I'm different. Both Keira and Viggo really went into the research, more than I did. I tend to spend more time with the script than most. I'll probably read the script 250 times – that means you spend eight hours a day for three weeks, just repeating it, so that when I arrive on the set for the first day it doesn't matter what scene we're doing, because I've got the whole thing off by heart.

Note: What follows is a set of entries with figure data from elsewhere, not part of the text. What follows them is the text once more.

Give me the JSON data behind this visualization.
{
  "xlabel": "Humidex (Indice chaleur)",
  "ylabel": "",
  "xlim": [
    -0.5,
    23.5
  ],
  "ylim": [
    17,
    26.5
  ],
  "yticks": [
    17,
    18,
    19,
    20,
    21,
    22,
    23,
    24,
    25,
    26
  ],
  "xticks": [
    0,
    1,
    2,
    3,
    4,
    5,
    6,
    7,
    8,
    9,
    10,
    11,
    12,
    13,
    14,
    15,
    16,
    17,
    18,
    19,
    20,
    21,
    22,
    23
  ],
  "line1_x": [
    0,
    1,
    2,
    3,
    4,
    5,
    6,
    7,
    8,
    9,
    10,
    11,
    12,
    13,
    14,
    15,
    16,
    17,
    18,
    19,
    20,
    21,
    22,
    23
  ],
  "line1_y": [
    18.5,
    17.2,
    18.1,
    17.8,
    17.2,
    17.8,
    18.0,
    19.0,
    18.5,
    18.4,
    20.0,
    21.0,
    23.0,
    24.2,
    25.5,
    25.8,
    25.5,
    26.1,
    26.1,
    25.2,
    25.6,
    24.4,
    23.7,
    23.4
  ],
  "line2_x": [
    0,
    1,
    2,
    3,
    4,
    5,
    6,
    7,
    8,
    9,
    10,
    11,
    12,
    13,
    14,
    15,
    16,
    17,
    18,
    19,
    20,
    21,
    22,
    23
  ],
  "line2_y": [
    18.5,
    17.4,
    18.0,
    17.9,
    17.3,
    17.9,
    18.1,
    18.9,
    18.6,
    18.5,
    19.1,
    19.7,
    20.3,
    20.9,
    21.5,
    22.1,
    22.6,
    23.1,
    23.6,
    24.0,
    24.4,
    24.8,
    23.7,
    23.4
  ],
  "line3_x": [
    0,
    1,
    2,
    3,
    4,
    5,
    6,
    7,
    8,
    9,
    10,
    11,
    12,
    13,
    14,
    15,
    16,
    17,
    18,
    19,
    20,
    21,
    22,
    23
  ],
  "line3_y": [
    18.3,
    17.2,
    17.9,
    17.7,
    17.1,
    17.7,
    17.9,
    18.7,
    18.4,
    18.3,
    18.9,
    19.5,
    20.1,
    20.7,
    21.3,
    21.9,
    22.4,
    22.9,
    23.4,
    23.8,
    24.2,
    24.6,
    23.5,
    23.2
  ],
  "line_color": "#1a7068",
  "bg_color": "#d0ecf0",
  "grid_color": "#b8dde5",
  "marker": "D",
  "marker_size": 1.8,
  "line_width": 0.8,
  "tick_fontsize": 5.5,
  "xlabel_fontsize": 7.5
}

With this one, Christopher had written such a dense script, that I felt my own work revolved around trying to get the rhythm of it, and to respect the writing. It was written in such a way that I felt it was like a piece of music, and only after lots of repetition did I start to uncover the rhythms. Any extra research I could do was really a luxury. I did get a great book on Jung, which was like Jung for children – an idiot's handbook. I think found pretty much everything I needed to find in that little book.




Q: I understand that your sister is a neuro-psychologist.

A: Yeah. They call it neuro-scientist now; I can never keep up. She basically deals with behaviour. She specialises in ADD and ADHD in children.

Q: How akin is that to psychology?

A: You're still mapping out the brain, thinking about what part of the brain is responsible for certain behaviour, then considering how much of a certain behaviour is genetic, how much environmental. Is a drug adduct that way, for example, because they grew up in an environment with drugs? This is layman's stuff - if she heard me she'd be going nuts.

Q: Did you talk to her about Jung?

A: I did, yeah. She thought it was great that I was playing him. She's a fan of Jung. Even though my sister is scientific, she is of that belief that there are a lot of unanswered things out there that science hasn't yet been able to explain, or perhaps never will; so I think she likes that mystic element to Jung.